Once the dislocated shoulder is repositioned, conservative treatments for pain and swelling will mirror those that can be used for a separated shoulder. These treatments include:

  • Icing: For 20 to 30 minutes every three to four hours, for at least two or three days.
  • Sling or shoulder immobilizer: To prevent further injury until other forms of treatment can be applied.
  • Anti-inflammatory painkillers: Medicines like ibuprofen or naproxen can help with pain and swelling, though these may have side effects like increased risk of bleeding, ulcers, heart attacks or stroke. Do not use these for extended periods of time unless instructed by your doctor.
  • Exercises: Stretching and strengthening exercises may be recommended by your doctor.
  • Surgery: In rare cases, surgery will be needed. For separated shoulders, this is to repair the torn ligament. For dislocated shoulders, this is to correctly position the bones. Surgery to tighten the tendons around the shoulder joint may also benefit people who have recurring dislocations.

Recovery time for these injuries varies based on the severity.
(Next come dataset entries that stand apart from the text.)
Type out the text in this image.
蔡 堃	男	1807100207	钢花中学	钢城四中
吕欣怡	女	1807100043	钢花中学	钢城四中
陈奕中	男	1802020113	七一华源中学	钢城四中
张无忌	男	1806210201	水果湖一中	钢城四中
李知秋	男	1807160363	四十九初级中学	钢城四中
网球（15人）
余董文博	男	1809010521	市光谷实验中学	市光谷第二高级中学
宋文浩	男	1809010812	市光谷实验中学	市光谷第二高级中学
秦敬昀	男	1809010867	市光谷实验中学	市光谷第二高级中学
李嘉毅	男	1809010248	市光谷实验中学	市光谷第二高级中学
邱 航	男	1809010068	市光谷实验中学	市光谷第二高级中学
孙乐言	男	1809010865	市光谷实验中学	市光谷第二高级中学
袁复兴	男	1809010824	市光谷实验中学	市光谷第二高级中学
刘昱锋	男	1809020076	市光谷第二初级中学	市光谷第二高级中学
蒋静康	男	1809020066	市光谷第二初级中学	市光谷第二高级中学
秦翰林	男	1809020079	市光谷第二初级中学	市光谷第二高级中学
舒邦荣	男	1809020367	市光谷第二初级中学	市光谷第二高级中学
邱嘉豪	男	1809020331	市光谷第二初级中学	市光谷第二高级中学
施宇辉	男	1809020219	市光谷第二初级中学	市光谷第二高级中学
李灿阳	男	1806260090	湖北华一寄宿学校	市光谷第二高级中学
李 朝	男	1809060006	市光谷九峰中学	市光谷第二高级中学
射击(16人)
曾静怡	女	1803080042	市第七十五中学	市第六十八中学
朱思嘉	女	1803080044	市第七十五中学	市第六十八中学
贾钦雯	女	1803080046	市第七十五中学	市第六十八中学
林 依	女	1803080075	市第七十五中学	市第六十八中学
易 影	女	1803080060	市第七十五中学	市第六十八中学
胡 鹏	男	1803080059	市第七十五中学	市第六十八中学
Separated shoulders can heal over a period of six weeks, while dislocated shoulders can range from three to 12 weeks. This will vary for everyone, as will the rate at which pain and other symptoms dissipate.

Don’t try to rush recovery, and ease back into sports if you play them. Don’t even attempt to return to full previous activity levels until you can move the injured shoulder just as freely as your uninjured one, and until they feel equal in strength. Going back to activity too soon could cause permanent damage.

Michael Carlson, MD

Orthopedics is rewarding for me because it allows me to help patients with injuries and get them back into action quickly. My classes in anatomy initially sparked my interest in medicine and also led me to choose orthopedics as a specialty. I love meeting people of all ages in my practice—I see kids, athletes, adults and retirees. I enjoy being able to understand people’s unique situations and trying to help them recover.

Prevention

There are a few things you can do to lower your risk of sustaining a dislocated or separated shoulder:

  • Stop physical activity if you feel any shoulder pain
  • Exercise and regularly stretch the shoulder muscles
  • Ice your shoulder after activity if you’ve had previous separation
  • Use protective padding for falls if you’re at risk of a shoulder dislocation

If you fear you’ve had a shoulder dislocation or separation, or are at higher risk for one of these injuries, your doctor can recommend a course of action.

Sources:

“Dislocated Shoulder and Separated Shoulder.” WebMD. http://www.webmd.com/fitness-exercise/dislocated-separated-shoulder#1

“Dislocated shoulder.” The Mayo Clinic. http://www.mayoclinic.org/diseases-conditions/dislocated-shoulder/basics/definition/con-20032590

“Separated shoulder.” The Mayo Clinic. http://www.mayoclinic.org/diseases-conditions/separated-shoulder/home/ovc-20232317

This information is not intended to replace the advice of a medical professional. You should always consult your doctor before making decisions about your health.